This area will cover relevant news of the threat to the planet from Near Earth Objects (NEOs) including concepts and designs for mitigation. All opinions are those of the author.

21 January 2010

Osiris-Rex: New Frontiers Mission Proposal


The OSIRIS-REX mission recently was one of three down-selected mission concepts to get US$3.3 million in 2010 to conduct a 12-month mission concept study that focuses on implementation feasibility, cost, management and technical plans. Studies also will include plans for educational outreach and small business opportunities. The studies will begin this year, and the selected mission must be ready for launch no later than Dec. 30, 2018. Mission cost, excluding the launch vehicle, is limited to $650 million. (source: NASA Ames Press Release). Also more information on the selection announcement at this NASA Press Release. Also the spacecraft's twitter feed. Older OSIRIS presentation given a few years ago at ESA.

Selections from a blogpost by Future Planetary Exploration about OSIRIS-Rex.

1) The target asteroid is the same as for OSIRIS' previous incarnation as a Discovery-class mission: 1999 RQ36, a "B-class" carbonaceous asteroid made of primitive material from the Solar System's early history that has not undergone extensive heating and thus modification since it was incorporated into the original Main Belt asteroid of which RQ36 is a broken-away fragment.
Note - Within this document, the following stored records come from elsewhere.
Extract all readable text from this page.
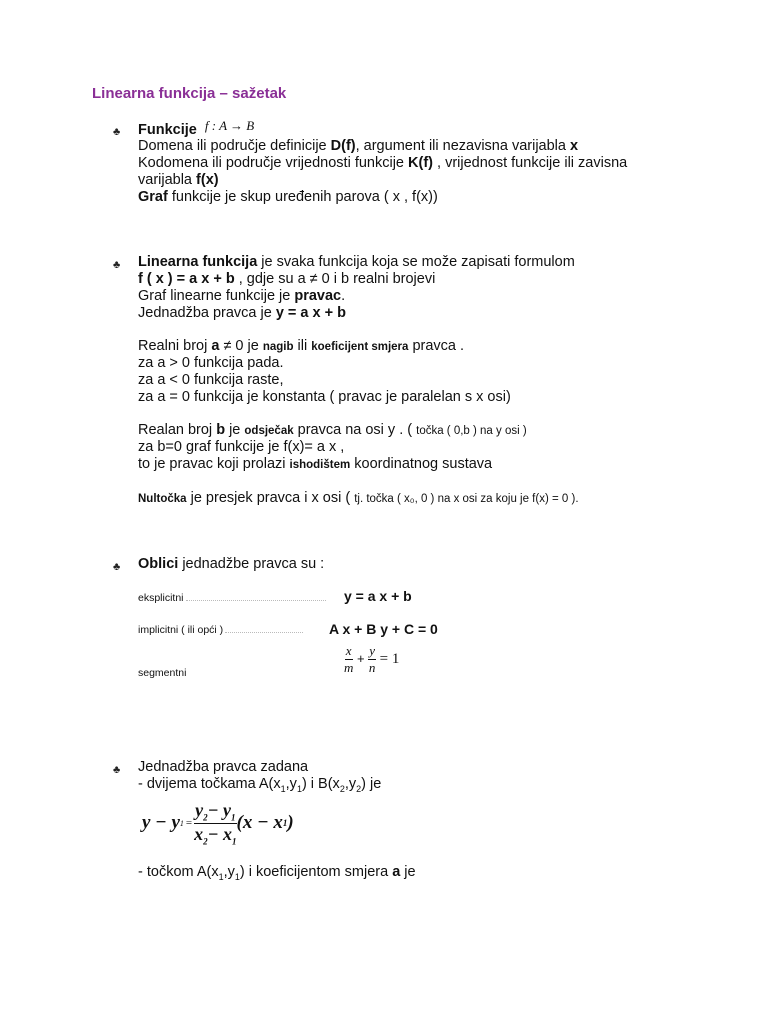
Linearna funkcija – sažetak
♣ Funkcije f : A → B
Domena ili područje definicije D(f), argument ili nezavisna varijabla x
Kodomena ili područje vrijednosti funkcije K(f) , vrijednost funkcije ili zavisna
varijabla f(x)
Graf funkcije je skup uređenih parova ( x , f(x))
♣ Linearna funkcija je svaka funkcija koja se može zapisati formulom
f ( x ) = a x + b , gdje su a ≠ 0 i b realni brojevi
Graf linearne funkcije je pravac.
Jednadžba pravca je y = a x + b
Realni broj a ≠ 0 je nagib ili koeficijent smjera pravca .
za a > 0 funkcija pada.
za a < 0 funkcija raste,
za a = 0 funkcija je konstanta ( pravac je paralelan s x osi)
Realan broj b je odsječak pravca na osi y . ( točka ( 0,b ) na y osi )
za b=0 graf funkcije je f(x)= a x ,
to je pravac koji prolazi ishodištem koordinatnog sustava
Nultočka je presjek pravca i x osi ( tj. točka ( x₀, 0 ) na x osi za koju je f(x) = 0 ).
♣ Oblici jednadžbe pravca su :
eksplicitni	y = a x + b
implicitni ( ili opći )	A x + B y + C = 0
segmentni	$\frac{x}{m} + \frac{y}{n} = 1$
♣ Jednadžba pravca zadana
- dvijema točkama $A(x_1,y_1)$ i $B(x_2,y_2)$ je
y − y $1 = \frac{y_2- y_1}{x_2- x_1} (x - x$ 1 )
- točkom $A(x_1,y_1)$ i koeficijentom smjera a je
(2) 1999 RQ36 has several important characteristics. It's the darkest-colored asteroid yet measured (reflecting only 3% of the sunlight that hits it), which means that it must be made of particularly carbon-rich minerals exposed to minimal heating -- almost certainly including substantial amounts of fairly complex organic molecules. It has been substantially examined and mapped both by the ground-based Arecibo radar observatory and the infrared Spitzer Space Telescope -- which have provided data both on its overall size, shape and rotation, and on its overall composition (the asteroid not only has "a spectral signature suggesting a carbon- and volatile-rich surface", but apparently has a good deal of loose regolith on its surface that can be easily sampled by a spacecraft).
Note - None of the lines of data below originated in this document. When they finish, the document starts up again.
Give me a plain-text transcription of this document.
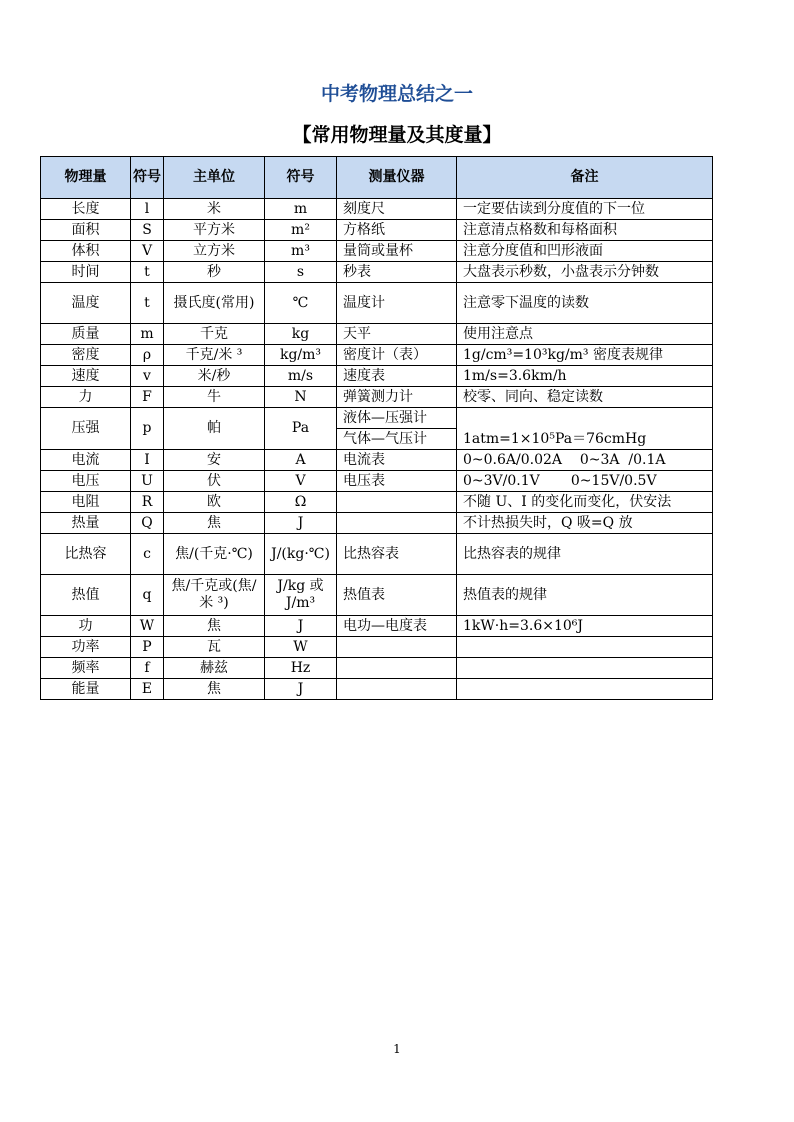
中考物理总结之一
【常用物理量及其度量】
物理量	符号	主单位	符号	测量仪器	备注
长度	l	米	m	刻度尺	一定要估读到分度值的下一位
面积	S	平方米	m²	方格纸	注意清点格数和每格面积
体积	V	立方米	m³	量筒或量杯	注意分度值和凹形液面
时间	t	秒	s	秒表	大盘表示秒数，小盘表示分钟数
温度	t	摄氏度(常用)	℃	温度计	注意零下温度的读数
质量	m	千克	kg	天平	使用注意点
密度	ρ	千克/米 ³	kg/m³	密度计（表）	1g/cm³=10³kg/m³ 密度表规律
速度	v	米/秒	m/s	速度表	1m/s=3.6km/h
力	F	牛	N	弹簧测力计	校零、同向、稳定读数
压强	p	帕	Pa	液体—压强计	1atm=1×10⁵Pa＝76cmHg
				气体—气压计	
电流	I	安	A	电流表	0~0.6A/0.02A    0~3A  /0.1A
电压	U	伏	V	电压表	0~3V/0.1V       0~15V/0.5V
电阻	R	欧	Ω		不随 U、I 的变化而变化，伏安法
热量	Q	焦	J		不计热损失时，Q 吸=Q 放
比热容	c	焦/(千克·℃)	J/(kg·℃)	比热容表	比热容表的规律
热值	q	焦/千克或(焦/米 ³)	J/kg 或 J/m³	热值表	热值表的规律
功	W	焦	J	电功—电度表	1kW·h=3.6×10⁶J
功率	P	瓦	W		
频率	f	赫兹	Hz		
能量	E	焦	J		
1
(3) And 1999 RQ36 also happens to have "the highest probability of impacting the Earth of any known Potentially Hazardous Asteroid" -- specifically, a one-in-1800 chance of hitting Earth in 2170. OSIRIS REx, during its year or so of orbiting the asteroid before finally dipping briefly to its surface for sampling, will allow Earth tracking stations to determine the asteroid's orbit with extreme precision -- thus further allowing forecasts of the probability of its striking Earth (as well as allowing the best measurements yet of the "Yarkovsky Effect" by which the absorption and reflection of sunlight by different parts of a rotating asteroid can actually produce a faint but significant thrust that modifies its orbit).

(4) OSIRIS REx is scheduled to collect and return an absolute minimum of 60 grams (about two ounces) of material from the asteroid's surface -- but it has the ability, if conditions are favorable, to return as much as two kilograms of material (about 4 1/2 pounds). It will not only map the global chemical, mineralogical and physical structure of the asteroid to put the returned sample in perspective, but will "document the texture, morphology, volatile chemistry, and spectral properties of the regolith at the sampling site in situ at scales down to the sub-millimeter" -- presumably using some instruments attached to the boom-mounted sampling device itself (which can flex like an arm to load the sample into the Earth return capsule mounted on the spacecraft's side).

(5) The craft will use scanning lidar (laser radar) to steer itself to precise courses around the asteroid and down to appropriate spots on its surface, enabling it to acquire samples "with no time-critical events" -- that is, once it has descended to near the surface and matched the asteroid's rotation rate, it can collect its samples in a leisurely way according to what its navigational instruments tell it, instead of having to work against a tight time deadline. It will also provide more practice to ground controllers in carrying out such precision movements around a small body such as an asteroid or comet nucleus.

(6) OSIRIS REx is a cooperative effort by the Goddard Space Flight Center, the University of Arizona, and Lockheed Martin (which would build the craft) -- but it also includes one science instrument from Arizona State University (a thermal infrared spectrometer), and another unspecified one from the Canadian Space Agency.